The penalty term \gamma_n
can be defined by users.
Value
A table of Bayesian Information Criterion (BIC)
lambda
A list of penalty parameters.
Compo_likelihood
Sum of empirical loss functions estimated based on the selected parameters .
Degree of freedom
Penalty component based on the selected parameters.
Info criterion
Bayesian Information Criterion (BIC): robust BIC or pseudo BIC.
References
Y. Zhong, W. Xu, and X. Gao (2023) Robust Multi-task Feature Learning. Submitted
Gao, X and Carroll, R. J. (2017) Data integration with high dimensionality. Biometrika, 104, 2, pp. 251-272
Examples
lambda <- c(1.2, 2.0, 2.3, 2.8)
cv.mtl <- Selection_HMTL(mockdata2,mockdata1, lambda =lambda, Kn = c(2,2), p=500,
n = c(500,250,250,250),gamma = 2, Complete = FALSE, diagnostics = TRUE, alpha = 2)
plot_HMTL(cv.mtl)
cv.mtl$Selection_Results
Mock Gene Data
Description
This data set is a mock version of two related research outcomes.
Usage
data("mockdata1")
data("mockdata2")
Format
The mockdata1
contains all predictor variables for four data sets, and the mockdata2
is the list of four columns of response variables.
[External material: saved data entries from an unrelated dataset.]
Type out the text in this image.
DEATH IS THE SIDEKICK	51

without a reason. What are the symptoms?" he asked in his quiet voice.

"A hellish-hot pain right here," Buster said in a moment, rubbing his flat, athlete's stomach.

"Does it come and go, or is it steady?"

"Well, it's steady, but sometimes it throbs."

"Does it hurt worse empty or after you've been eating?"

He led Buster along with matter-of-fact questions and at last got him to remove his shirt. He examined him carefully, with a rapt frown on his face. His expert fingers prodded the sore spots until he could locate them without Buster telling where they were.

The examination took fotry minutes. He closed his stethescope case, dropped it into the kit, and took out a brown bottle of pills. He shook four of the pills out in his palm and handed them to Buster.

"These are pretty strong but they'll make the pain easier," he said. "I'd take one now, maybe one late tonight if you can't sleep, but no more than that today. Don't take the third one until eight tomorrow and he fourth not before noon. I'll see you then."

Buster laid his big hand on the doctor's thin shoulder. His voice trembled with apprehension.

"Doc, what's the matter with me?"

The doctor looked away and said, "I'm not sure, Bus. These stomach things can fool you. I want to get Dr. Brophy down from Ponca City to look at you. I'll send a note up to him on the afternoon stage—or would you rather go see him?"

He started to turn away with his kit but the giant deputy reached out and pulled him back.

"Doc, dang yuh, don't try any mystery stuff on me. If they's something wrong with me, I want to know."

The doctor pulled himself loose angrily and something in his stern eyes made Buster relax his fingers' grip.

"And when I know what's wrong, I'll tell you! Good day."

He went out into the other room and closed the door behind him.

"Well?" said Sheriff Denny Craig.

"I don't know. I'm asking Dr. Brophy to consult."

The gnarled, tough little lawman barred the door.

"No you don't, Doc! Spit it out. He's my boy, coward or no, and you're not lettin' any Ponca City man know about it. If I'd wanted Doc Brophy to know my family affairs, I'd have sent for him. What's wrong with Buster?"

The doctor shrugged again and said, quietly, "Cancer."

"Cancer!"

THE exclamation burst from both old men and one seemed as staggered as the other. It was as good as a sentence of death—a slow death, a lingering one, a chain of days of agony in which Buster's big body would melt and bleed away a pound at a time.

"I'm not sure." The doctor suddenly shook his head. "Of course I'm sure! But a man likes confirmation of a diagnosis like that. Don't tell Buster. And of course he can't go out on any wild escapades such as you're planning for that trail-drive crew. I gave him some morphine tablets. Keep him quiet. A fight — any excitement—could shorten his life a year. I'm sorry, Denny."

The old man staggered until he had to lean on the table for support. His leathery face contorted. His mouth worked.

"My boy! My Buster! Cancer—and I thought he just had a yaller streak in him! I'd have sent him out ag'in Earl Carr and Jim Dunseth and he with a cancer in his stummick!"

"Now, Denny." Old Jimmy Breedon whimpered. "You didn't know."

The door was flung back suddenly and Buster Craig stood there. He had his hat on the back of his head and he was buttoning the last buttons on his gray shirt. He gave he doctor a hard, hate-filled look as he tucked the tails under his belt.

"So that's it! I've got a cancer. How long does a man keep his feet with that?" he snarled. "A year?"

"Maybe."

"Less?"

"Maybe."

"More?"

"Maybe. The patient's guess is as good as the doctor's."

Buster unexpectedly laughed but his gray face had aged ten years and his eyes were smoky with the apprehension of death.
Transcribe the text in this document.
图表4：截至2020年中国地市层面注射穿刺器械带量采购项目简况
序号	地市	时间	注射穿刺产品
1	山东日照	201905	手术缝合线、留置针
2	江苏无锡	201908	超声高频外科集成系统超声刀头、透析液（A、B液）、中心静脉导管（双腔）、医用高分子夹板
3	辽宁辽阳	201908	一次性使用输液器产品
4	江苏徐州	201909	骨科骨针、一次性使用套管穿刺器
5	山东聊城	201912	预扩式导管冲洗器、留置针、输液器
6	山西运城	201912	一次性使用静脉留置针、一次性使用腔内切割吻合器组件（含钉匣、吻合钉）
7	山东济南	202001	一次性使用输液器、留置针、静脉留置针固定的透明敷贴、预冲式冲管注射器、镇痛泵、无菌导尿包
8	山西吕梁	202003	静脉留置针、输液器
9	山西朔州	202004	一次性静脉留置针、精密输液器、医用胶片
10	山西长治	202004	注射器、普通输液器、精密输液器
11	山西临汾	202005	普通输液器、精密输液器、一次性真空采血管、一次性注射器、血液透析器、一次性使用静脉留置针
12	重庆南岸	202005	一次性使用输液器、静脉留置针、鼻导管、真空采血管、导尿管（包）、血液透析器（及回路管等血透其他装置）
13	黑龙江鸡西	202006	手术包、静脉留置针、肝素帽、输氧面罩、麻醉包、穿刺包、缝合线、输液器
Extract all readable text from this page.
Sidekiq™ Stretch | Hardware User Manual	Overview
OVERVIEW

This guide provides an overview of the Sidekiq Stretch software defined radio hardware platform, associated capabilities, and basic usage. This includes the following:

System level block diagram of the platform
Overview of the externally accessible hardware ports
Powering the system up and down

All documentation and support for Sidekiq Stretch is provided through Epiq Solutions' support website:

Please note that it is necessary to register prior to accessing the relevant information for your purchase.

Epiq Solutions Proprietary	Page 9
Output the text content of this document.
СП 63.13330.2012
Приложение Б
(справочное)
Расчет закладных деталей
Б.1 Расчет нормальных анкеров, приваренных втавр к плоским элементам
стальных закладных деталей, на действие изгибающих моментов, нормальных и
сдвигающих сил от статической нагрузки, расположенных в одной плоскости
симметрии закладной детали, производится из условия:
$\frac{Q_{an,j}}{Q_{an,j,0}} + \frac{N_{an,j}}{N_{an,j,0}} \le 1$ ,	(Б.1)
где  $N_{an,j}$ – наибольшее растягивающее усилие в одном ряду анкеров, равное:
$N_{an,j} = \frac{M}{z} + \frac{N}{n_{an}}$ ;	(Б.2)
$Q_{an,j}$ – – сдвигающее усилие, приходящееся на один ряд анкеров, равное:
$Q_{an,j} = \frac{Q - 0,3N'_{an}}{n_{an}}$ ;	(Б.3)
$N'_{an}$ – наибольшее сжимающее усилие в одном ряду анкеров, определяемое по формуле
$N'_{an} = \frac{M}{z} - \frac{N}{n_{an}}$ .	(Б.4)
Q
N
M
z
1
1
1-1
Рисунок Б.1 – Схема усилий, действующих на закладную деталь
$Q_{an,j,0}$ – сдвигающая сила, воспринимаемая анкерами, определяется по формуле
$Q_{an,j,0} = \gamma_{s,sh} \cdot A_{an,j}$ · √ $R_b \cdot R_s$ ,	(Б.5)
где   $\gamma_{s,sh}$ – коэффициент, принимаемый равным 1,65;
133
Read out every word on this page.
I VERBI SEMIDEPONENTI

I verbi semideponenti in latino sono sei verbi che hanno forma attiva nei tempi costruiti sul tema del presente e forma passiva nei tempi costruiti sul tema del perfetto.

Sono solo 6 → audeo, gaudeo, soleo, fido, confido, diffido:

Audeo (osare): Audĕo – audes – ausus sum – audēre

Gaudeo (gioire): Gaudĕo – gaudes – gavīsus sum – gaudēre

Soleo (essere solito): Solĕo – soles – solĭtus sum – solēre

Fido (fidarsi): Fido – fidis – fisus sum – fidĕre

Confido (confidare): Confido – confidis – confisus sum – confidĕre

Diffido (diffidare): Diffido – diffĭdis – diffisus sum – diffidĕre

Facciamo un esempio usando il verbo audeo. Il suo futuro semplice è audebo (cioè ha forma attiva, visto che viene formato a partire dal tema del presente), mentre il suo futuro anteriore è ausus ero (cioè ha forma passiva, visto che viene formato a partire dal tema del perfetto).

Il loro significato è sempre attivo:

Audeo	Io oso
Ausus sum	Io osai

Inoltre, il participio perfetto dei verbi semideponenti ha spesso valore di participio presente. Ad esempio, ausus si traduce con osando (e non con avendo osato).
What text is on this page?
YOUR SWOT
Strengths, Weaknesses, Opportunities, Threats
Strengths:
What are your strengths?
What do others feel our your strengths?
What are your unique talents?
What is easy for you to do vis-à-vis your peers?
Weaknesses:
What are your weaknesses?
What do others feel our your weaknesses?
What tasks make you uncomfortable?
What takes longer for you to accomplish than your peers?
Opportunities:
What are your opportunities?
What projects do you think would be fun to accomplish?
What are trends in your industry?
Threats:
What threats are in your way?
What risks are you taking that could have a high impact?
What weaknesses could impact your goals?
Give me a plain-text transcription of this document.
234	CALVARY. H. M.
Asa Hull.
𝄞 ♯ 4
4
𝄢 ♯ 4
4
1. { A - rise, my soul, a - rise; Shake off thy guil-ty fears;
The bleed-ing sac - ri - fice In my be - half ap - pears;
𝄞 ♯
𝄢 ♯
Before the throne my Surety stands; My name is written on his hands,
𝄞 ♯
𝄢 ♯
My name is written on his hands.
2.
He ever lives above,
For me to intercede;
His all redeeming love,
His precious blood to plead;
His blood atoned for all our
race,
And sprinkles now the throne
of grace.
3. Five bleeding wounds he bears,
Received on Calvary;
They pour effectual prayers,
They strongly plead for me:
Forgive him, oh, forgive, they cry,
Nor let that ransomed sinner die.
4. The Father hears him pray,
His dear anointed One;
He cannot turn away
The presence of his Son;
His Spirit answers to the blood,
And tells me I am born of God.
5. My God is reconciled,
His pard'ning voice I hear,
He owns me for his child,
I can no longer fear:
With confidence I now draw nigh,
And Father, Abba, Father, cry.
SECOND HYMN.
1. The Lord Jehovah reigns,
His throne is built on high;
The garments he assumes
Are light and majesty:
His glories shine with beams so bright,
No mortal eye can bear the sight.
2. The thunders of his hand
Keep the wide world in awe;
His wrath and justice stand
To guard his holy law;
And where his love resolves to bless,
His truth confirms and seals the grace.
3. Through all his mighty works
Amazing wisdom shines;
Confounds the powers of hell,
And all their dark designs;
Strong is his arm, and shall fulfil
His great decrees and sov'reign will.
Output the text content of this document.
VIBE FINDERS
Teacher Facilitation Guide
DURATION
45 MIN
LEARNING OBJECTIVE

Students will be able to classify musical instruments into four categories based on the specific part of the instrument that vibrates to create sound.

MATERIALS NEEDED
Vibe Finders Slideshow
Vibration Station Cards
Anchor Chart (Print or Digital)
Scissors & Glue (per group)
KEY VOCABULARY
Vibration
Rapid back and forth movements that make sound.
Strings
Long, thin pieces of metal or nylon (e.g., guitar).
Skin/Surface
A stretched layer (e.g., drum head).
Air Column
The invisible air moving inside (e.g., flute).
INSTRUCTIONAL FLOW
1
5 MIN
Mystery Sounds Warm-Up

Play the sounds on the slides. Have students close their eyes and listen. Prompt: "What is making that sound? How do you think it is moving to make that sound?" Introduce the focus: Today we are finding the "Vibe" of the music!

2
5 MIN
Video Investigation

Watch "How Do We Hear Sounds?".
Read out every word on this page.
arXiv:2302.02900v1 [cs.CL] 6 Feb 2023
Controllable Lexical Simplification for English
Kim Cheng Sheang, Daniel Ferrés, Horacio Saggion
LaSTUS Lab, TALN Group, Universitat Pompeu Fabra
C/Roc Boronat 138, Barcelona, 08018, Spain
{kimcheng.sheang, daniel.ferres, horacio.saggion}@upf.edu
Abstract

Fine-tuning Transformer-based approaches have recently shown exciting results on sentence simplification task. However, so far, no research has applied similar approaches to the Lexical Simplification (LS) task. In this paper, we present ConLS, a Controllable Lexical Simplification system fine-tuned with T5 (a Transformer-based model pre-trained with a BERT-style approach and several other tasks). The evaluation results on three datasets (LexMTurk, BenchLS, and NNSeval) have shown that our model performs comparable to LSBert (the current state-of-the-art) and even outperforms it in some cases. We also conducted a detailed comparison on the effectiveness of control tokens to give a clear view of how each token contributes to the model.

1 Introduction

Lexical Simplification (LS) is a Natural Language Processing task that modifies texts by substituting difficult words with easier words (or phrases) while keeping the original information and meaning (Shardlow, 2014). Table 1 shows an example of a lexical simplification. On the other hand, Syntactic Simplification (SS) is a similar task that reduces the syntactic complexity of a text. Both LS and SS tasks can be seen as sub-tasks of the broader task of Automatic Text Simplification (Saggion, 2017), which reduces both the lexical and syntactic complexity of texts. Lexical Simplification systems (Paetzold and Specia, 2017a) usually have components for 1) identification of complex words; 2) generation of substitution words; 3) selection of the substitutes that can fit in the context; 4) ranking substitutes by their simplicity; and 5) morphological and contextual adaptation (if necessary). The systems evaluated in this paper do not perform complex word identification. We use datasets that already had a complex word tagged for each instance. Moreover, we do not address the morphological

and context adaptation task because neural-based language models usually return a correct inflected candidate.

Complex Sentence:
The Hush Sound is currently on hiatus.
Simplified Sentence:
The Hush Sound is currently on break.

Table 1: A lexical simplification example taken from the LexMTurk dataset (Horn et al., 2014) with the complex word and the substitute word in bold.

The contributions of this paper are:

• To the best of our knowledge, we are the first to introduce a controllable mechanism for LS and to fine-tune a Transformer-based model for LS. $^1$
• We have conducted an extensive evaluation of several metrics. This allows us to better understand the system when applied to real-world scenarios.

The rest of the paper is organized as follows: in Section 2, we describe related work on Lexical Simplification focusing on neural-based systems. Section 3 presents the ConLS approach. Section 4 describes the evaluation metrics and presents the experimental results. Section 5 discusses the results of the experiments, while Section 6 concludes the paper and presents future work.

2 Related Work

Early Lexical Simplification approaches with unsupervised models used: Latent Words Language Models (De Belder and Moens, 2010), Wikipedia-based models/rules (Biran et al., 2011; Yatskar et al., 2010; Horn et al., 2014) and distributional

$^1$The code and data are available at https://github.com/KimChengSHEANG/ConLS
The sample sizes are n_1 = 500, n_2 = 250, n_3 = 250
, and n_4 = 250
.
The response varibles are heterogeneous, such that the first two columns are continuous data and last two are binary data. The predictors of each data matrix in mockdata1
have 500 columns of variables, and the columns in different data matrices are matched. For example, the first column in the first data matrix represents the same type of feature as the first columns in other three data matrices. Among all canadidate predictors, the response variables are set to be associated with the first 22 columns, and the remaining columns are not important predictors.
Details
This data set is used as an example to implement functions in the package.
Plot diagram of the information criterion vs. penalty parameters
Description
Plot a diagram to illustrate the change of Bayesian information criterion with different penalty paameters for model selection
Usage
plot_HMTL(x)
Arguments
x |
Object of class "Model Selection" created by |
Value
X axis represents the value of penalty parameters, and y axis represents the estimated values of the composite likelihood, degree of freedom for model complexity, and the (robust) Bayesian information criterion.